Of course, the above are rather extreme examples of how UFOs can tax the psychological well-being of those who study them. But one does not need to announce public suicide, attempt to kill, become neglectful of basic hygiene, or think himself a James Bond in order to suffer the torments of research unrequited.

 

Traveling down paths with no end, knocking on doors with no answer, UFO researchers do their work often without any real reward. The UFO puzzle continues to puzzle them, decade after decade. The mind reverberates as it dwells on this elusive, confounding mystery. It could drive even the most stable of us to disorder on occasion. This author himself confesses to nights of sleeplessness and to periods of elation and of profound disappointment over research on the UFO.  Perhaps the curse that Phil Klass made in his Will to Ufologists, that we will die not knowing the truth, is indeed true.
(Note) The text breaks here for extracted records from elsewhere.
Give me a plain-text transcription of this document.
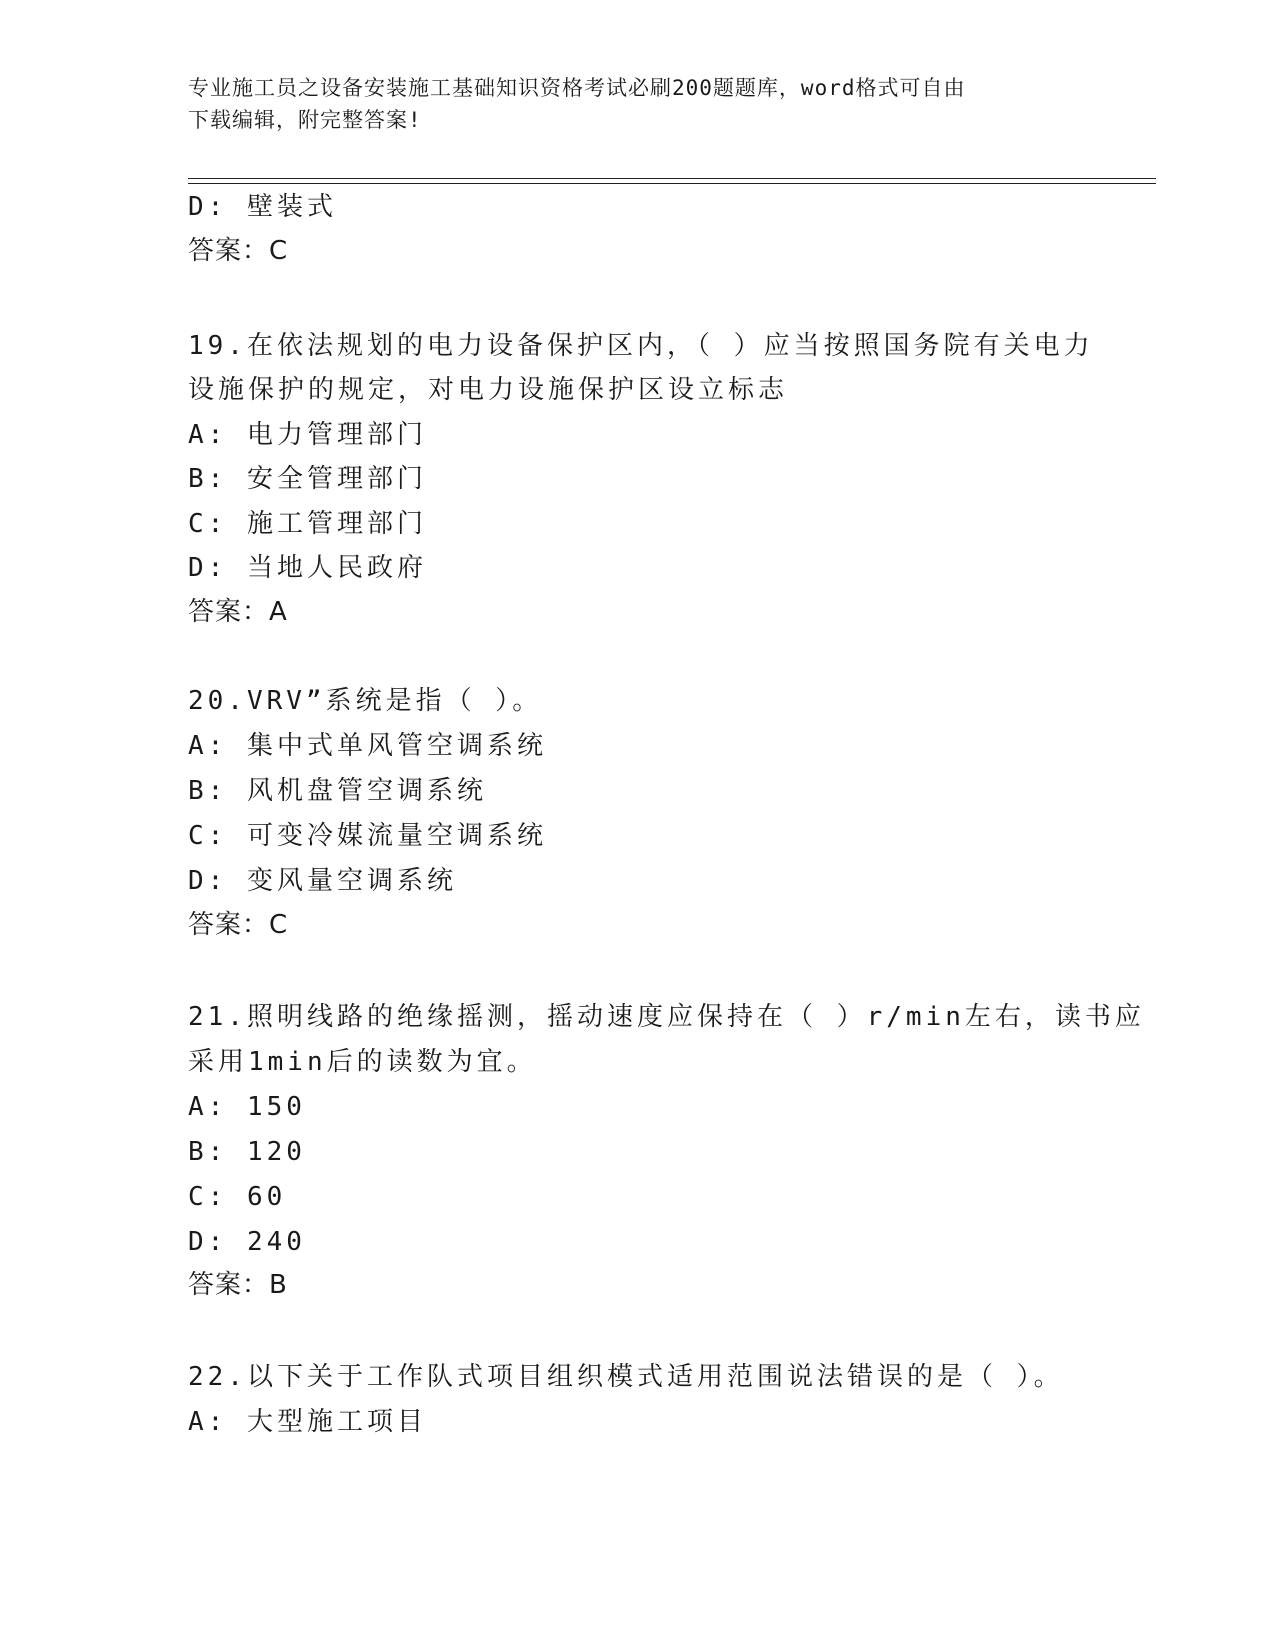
专业施工员之设备安装施工基础知识资格考试必刷200题题库，word格式可自由
下载编辑，附完整答案!
D: 壁装式
答案：C
19.在依法规划的电力设备保护区内，（ ）应当按照国务院有关电力
设施保护的规定，对电力设施保护区设立标志
A: 电力管理部门
B: 安全管理部门
C: 施工管理部门
D: 当地人民政府
答案：A
20.VRV”系统是指（ ）。
A: 集中式单风管空调系统
B: 风机盘管空调系统
C: 可变冷媒流量空调系统
D: 变风量空调系统
答案：C
21.照明线路的绝缘摇测，摇动速度应保持在（ ）r/min左右，读书应
采用1min后的读数为宜。
A: 150
B: 120
C: 60
D: 240
答案：B
22.以下关于工作队式项目组织模式适用范围说法错误的是（ ）。
A: 大型施工项目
Researchers are limited by resources and time, as nearly all do this work as an avocation. Academia ostracizes them. The mainstream press giggles. It is no wonder that those who study the UFO often feel like one-eyed men in a kingdom of the blind.

 

Obviously such study can affect different people in very different ways. For some it is an intellectual exercise. For others it is a matter of detective research. For still others it is an obsession and ‘extreme hobby’. But for a minority, it can become unhealthy and even dangerous as we have seen. But we might do well to consider the words of Mark Twain: “When we remember that we are all mad – the mysteries disappear and life stands explained.”